While on a return with the hearse driver the other day, I was asked a question about my day ahead. When I told him my next task that Saturday was a revision toward greater clarity of my Sunday sermon, he wanted to know what that meant. I explained to him the pattern of setting a series well in advance, then the weekly research and study Sunday afternoon – Tuesday, setting the outline by Tuesday night, the first draft writing on Wednesday – Thursday. The day off to let it “marinate” on Friday and back to Saturday revision. I then summed it all up with a Latin quote ars est celare artem (I did translate it), “true art is to conceal art.” Unsatisfied to finish with that, I went further to explain how I did not keep these disciplines to respect the art of preaching, but that I kept them to respect the Word of God itself that was preached. It is not the power of my preaching, but the power of the Word of God, preached.
Preaching is, as John Stott put it, “between two worlds.” It requires you to stand up and speak with authority and pointed passion to people who may well be your intellectual and spiritual betters or worse, you may think that you yourself are their intellectual and spiritual betters. But a man who has confidence in the word of God has everything he needs for the task. Here’s how Herman Bavinck put it in his magisterial and now every volume available in English, Reformed Dogmatics:
For if a minister is not convinced of the divine truth of the word he preaches, his preaching loses all authority, influence, and power. If he is not able to bring a message from God, who then gives him the right to act on behalf of people of like nature with himself? Who gives him the freedom to put himself in the pulpit [a few feet] above them, to speak to them about the highest interest of their soul and life and even to proclaim to them their eternal weal or woe? Who would dare, who would be able to do this, unless he has a word of God to proclaim?
Herman Bavinck, Reformed Dogmatics, vol. 1 (p. 461)
Indeed, “Who would dare, who would be able to do this, unless he has a word of God to proclaim?” Confidence in the power of the Word of God preached will, as you love your Savior and you love your people, automatically raise your intensity and your standard of preparation like an unintentional by-product.

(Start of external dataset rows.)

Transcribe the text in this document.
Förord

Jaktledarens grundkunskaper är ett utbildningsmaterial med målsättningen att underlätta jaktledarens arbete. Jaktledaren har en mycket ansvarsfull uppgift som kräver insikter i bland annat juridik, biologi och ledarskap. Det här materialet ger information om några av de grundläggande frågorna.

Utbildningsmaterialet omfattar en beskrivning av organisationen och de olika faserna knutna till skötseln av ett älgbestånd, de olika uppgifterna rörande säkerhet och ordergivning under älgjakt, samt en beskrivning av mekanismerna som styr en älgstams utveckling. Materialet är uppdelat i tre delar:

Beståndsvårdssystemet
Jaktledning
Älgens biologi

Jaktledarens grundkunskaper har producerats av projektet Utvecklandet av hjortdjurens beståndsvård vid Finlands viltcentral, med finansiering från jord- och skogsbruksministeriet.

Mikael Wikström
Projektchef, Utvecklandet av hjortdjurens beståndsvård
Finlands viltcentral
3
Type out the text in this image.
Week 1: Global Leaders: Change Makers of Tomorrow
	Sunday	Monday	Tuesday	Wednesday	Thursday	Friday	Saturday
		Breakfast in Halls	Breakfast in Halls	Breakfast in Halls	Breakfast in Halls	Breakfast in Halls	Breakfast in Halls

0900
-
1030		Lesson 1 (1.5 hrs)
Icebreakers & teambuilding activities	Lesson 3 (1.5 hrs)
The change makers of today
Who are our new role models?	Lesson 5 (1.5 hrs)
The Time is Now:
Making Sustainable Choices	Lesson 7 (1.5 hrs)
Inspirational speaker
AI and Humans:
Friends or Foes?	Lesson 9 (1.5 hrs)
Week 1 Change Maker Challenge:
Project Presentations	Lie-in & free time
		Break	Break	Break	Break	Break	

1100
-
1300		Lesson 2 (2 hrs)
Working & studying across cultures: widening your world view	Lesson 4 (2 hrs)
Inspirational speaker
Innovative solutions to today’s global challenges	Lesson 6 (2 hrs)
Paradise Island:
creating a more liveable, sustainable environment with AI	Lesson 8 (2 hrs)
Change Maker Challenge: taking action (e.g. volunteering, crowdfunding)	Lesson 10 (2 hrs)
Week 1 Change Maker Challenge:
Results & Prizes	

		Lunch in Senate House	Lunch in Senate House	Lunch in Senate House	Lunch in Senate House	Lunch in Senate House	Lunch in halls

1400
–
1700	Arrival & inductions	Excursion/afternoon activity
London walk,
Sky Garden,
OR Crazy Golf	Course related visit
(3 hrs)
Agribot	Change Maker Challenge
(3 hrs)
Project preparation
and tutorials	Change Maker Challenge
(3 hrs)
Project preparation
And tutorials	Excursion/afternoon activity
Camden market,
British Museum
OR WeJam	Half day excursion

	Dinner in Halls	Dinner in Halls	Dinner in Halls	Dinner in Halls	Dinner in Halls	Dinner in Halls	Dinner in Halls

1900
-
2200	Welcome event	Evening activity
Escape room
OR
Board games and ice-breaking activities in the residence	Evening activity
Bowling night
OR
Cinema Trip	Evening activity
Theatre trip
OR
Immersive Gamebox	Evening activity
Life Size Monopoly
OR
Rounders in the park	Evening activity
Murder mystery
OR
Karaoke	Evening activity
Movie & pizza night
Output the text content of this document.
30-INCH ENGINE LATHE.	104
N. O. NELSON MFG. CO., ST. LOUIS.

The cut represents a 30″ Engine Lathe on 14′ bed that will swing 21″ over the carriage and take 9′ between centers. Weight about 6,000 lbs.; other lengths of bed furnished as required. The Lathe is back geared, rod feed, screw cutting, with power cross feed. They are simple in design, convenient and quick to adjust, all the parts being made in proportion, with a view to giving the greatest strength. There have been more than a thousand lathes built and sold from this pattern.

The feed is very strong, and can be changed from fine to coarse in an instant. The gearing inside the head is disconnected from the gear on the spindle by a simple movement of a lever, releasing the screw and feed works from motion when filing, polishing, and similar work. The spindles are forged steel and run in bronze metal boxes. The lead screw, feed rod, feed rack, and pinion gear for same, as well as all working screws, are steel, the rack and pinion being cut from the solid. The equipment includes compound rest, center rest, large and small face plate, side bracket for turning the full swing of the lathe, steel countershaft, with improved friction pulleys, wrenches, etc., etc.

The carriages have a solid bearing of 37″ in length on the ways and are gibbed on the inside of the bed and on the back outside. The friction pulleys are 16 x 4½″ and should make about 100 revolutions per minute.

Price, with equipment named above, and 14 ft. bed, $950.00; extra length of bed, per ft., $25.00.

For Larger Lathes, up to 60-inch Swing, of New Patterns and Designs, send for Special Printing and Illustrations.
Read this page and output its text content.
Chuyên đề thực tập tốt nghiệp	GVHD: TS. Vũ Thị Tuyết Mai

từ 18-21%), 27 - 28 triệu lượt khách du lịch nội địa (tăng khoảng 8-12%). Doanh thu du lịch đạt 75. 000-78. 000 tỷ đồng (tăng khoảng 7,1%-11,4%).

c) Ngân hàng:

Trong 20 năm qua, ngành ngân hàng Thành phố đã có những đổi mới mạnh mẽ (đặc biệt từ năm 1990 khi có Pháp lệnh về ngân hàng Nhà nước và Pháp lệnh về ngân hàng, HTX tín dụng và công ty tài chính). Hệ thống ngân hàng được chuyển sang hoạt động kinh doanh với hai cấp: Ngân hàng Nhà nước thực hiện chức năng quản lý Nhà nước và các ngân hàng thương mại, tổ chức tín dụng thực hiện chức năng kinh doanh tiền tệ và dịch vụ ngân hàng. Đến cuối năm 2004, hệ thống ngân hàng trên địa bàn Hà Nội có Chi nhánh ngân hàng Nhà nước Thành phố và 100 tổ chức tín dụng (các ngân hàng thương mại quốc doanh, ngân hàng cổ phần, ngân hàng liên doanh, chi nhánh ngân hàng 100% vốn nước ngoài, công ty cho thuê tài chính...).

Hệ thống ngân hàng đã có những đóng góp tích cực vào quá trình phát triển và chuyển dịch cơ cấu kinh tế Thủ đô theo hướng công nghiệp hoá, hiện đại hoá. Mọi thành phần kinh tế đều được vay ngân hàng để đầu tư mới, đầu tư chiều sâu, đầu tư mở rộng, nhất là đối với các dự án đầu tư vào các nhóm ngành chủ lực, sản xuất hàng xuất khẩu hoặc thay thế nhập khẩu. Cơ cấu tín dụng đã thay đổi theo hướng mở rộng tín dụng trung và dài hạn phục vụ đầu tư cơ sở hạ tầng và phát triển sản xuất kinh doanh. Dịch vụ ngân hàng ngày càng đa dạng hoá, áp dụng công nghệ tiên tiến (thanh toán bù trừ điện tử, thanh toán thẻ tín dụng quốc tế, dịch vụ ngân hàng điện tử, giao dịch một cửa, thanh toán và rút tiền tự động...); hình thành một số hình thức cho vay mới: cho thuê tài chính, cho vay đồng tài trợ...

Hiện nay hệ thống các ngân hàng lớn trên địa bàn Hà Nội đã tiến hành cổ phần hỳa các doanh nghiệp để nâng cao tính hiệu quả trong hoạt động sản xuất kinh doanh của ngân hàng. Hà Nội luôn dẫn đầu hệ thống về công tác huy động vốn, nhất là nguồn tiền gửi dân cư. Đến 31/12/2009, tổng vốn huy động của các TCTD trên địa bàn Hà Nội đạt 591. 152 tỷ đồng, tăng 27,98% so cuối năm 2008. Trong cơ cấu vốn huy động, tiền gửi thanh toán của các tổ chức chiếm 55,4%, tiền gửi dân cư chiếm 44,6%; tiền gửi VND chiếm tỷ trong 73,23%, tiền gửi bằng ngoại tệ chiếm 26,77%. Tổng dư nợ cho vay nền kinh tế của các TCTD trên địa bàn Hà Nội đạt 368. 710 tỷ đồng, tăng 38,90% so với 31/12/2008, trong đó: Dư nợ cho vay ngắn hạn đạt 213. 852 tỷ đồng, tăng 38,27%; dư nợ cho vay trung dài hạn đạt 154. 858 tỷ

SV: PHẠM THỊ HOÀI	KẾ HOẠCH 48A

In every biography I have read of the great pastor-preachers of the past, I have noted how all were unsatisfied with their preaching. That’s not ego, that’s humility. When you become aware how deep, deep down a sinner you really are and how deep, deep down your Savior had to reach to pull you from the pit and set you on a rock, you are not the same preacher. It is amazement, awe, and gratitude in your own redemption by grace alone that pull you toward preparation and the pulpit, “…we make it our aim to please him. For we must all appear before the judgment seat of Christ…” (2 Corinthians 5.9-10a).